Fundamental betrachtet bewegt sich der Maismarkt im Spannungsfeld zwischen hohen Exportvolumina aus den wichtigsten Ursprüngen und Unsicherheiten auf der Nachfrageseite bei Futter-, Ethanolen- und industriellen Abnehmern. Der Rückgang der ukrainischen Maisexporte um 6 % gegenüber dem Vorjahr ist bedeutend, aber für sich genommen noch nicht groß genug, um die globale Bilanz spürbar zu verknappen. Das erklärt, warum die Futures in den letzten Tagen nach unten gedriftet sind und die Spotpreise stärker auf globale Makro- und Energiemärkte reagieren als auf die Schwarzmeerströme.

Das Wetter bleibt ein zentrales Beobachtungsthema, ist bislang jedoch noch kein klarer bullischer Treiber. Im US Corn Belt kommt es zu Phasen schweren Wetters und einer prognostizierten frühen Hitzewelle in Teilen des Mittleren Westens und Ostens ab etwa dem 8.–9. Juni, die frisch aufgelaufene Bestände bei anhaltender Dauer belasten könnte.

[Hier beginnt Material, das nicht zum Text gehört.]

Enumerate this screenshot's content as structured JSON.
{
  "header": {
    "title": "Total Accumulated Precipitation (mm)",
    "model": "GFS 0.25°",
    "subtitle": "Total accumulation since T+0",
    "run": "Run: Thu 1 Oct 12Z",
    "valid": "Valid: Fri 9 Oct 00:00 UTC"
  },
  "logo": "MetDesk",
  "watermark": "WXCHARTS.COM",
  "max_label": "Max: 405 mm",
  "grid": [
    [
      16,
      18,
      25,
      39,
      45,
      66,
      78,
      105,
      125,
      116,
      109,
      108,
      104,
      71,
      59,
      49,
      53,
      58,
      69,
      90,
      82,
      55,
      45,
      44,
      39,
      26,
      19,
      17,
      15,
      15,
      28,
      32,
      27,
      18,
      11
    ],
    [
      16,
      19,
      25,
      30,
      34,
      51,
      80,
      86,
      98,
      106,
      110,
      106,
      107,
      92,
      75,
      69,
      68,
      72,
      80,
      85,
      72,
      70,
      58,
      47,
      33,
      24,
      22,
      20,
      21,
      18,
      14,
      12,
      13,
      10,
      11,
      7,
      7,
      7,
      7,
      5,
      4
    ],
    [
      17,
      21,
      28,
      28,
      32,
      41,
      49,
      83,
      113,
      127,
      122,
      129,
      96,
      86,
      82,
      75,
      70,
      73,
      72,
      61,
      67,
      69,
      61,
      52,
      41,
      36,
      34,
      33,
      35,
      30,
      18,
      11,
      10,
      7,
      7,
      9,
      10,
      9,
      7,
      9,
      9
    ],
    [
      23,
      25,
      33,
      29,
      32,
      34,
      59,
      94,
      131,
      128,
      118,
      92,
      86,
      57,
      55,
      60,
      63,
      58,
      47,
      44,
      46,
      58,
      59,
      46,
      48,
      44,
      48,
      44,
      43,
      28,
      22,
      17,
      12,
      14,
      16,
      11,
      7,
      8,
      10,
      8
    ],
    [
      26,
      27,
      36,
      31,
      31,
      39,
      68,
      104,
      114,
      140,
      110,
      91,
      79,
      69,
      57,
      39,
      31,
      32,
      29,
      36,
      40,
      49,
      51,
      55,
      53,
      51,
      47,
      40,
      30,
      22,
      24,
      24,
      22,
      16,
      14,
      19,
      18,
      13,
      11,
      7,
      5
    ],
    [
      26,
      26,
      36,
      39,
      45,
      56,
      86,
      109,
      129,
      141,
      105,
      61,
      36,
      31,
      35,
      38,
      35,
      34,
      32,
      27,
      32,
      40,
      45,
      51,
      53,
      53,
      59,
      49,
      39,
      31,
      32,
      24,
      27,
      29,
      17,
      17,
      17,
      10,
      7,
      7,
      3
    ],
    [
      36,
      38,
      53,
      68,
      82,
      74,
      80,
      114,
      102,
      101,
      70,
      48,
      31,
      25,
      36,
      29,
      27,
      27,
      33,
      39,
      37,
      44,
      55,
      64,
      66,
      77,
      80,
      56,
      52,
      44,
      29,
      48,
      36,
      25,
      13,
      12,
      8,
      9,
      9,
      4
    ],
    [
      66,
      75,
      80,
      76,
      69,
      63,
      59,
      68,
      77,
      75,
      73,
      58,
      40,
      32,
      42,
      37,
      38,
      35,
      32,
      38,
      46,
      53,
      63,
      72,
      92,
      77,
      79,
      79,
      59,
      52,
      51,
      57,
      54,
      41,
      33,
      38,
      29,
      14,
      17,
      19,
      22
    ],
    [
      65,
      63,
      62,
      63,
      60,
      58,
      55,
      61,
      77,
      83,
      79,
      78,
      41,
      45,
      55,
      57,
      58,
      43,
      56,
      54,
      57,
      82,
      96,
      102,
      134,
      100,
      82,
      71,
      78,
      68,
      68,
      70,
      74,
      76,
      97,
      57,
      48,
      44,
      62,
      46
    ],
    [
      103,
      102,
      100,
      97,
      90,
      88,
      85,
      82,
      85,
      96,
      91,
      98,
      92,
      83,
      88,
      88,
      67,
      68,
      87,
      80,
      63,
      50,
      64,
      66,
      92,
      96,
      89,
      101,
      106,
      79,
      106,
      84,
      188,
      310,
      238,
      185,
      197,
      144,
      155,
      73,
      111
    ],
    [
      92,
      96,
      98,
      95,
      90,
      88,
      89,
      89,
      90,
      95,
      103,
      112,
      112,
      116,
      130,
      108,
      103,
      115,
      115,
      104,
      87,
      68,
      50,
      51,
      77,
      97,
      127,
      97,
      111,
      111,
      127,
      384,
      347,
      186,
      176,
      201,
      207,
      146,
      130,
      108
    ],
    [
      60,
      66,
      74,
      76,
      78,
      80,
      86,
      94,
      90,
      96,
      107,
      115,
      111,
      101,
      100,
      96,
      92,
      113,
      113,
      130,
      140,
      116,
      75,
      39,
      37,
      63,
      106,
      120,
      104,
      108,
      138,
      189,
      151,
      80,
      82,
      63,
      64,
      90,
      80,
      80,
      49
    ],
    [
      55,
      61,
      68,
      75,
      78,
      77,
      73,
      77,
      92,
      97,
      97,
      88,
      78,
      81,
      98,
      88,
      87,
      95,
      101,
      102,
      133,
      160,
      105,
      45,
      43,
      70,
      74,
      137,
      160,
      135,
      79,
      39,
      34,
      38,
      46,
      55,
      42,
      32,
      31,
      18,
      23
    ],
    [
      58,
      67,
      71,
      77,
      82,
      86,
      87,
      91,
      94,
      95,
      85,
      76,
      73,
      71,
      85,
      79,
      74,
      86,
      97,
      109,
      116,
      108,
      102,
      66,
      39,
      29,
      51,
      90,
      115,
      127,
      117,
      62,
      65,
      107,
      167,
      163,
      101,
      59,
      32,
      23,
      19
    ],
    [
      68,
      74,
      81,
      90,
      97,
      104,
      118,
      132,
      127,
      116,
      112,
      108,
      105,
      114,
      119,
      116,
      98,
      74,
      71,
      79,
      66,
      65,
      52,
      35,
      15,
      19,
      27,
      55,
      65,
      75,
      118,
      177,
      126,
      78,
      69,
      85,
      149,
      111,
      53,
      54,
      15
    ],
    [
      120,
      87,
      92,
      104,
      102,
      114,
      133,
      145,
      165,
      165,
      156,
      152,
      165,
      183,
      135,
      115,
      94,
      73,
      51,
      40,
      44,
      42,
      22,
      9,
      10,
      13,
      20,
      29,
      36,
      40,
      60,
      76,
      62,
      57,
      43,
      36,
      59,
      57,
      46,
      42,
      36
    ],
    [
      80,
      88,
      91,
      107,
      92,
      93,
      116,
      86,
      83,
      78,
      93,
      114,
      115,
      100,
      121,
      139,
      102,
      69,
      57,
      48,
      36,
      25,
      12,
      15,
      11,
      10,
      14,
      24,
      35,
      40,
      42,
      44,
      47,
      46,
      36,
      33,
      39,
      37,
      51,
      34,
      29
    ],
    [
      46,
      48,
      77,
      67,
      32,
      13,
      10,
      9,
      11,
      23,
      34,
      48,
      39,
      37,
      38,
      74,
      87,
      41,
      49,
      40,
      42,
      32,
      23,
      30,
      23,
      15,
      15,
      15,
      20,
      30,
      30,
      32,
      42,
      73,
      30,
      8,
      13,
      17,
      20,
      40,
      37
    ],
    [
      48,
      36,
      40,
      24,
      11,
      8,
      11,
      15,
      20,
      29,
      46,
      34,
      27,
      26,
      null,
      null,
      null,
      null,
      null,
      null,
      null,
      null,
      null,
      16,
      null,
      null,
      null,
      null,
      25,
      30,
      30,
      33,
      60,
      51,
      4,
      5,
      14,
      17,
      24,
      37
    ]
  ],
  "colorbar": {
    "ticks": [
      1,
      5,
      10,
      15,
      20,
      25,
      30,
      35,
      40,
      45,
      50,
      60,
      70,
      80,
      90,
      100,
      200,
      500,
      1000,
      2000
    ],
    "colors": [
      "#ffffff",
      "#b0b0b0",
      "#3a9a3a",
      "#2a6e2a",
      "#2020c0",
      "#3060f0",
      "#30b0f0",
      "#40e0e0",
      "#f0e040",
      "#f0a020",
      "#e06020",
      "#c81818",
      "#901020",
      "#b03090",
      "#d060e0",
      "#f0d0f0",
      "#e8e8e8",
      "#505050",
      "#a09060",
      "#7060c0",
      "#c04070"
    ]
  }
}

Der Markt scheint diese Muster derzeit als kurzfristige statt strukturelle Bedrohung zu sehen, doch jede Ausdehnung bis in die zweite Junihälfte könnte den Fokus rasch wieder auf Ertragsrisiken lenken.

Trading Outlook

  • Importeure / Futtermittelkäufer: Die Kombination aus weicheren Futures und stabilen Schwarzmeer-/EU-Angeboten eröffnet die Möglichkeit, die kurz- bis mittelfristige Deckung auszuweiten, insbesondere für Q3–Q4, solange die ukrainischen Exportströme aktiv bleiben, wenn auch leicht langsamer als im Vorjahr.
  • Exporteure in der Ukraine/EU: Bei unter Druck stehenden FOB-Werten und weiterhin beträchtlichen Frachkosten liegt der Fokus auf der Optimierung der Logistik (Donau, Schiene in die EU) und des Basismanagements. Die Preiswettbewerbsfähigkeit gegenüber Südamerika ist entscheidend, da die globalen Futures nahe ihren jüngsten Tiefstständen verharren.
  • Hedger / Spekulanten: Kurzfristig tendiert der Markt bärisch, doch Wetterrisi ken in den USA und die Logistik im Schwarzmeerraum bleiben Aufwärtskatalysatoren. Eine Strategie mit Verkaufsneigung in Erholungen unter gleichzeitiger Nutzung von Optionen zum Schutz gegen einen wetterbedingten Preissprung bietet sich an.

3‑Day Price Direction (Indicative)

  • Euronext (Paris) corn: Leicht bärisch bis seitwärts; jüngste Rückgänge und schwache externe Märkte begrenzen das unmittelbare Aufwärtspotenzial.
  • CBOT corn: Leicht bärische Tendenz nach dem jüngsten Rückgang um 1,8 %, sofern sich die Wetterbedenken in den USA nicht rasch deutlich verstärken.
  • Physischer Schwarzmeer-Mais (Ukraine): Seitwärts mit weichem Unterton; das Exporttempo liegt unter dem Vorjahresniveau, doch das reichliche globale Angebot begrenzt stärkere Preisreaktionen.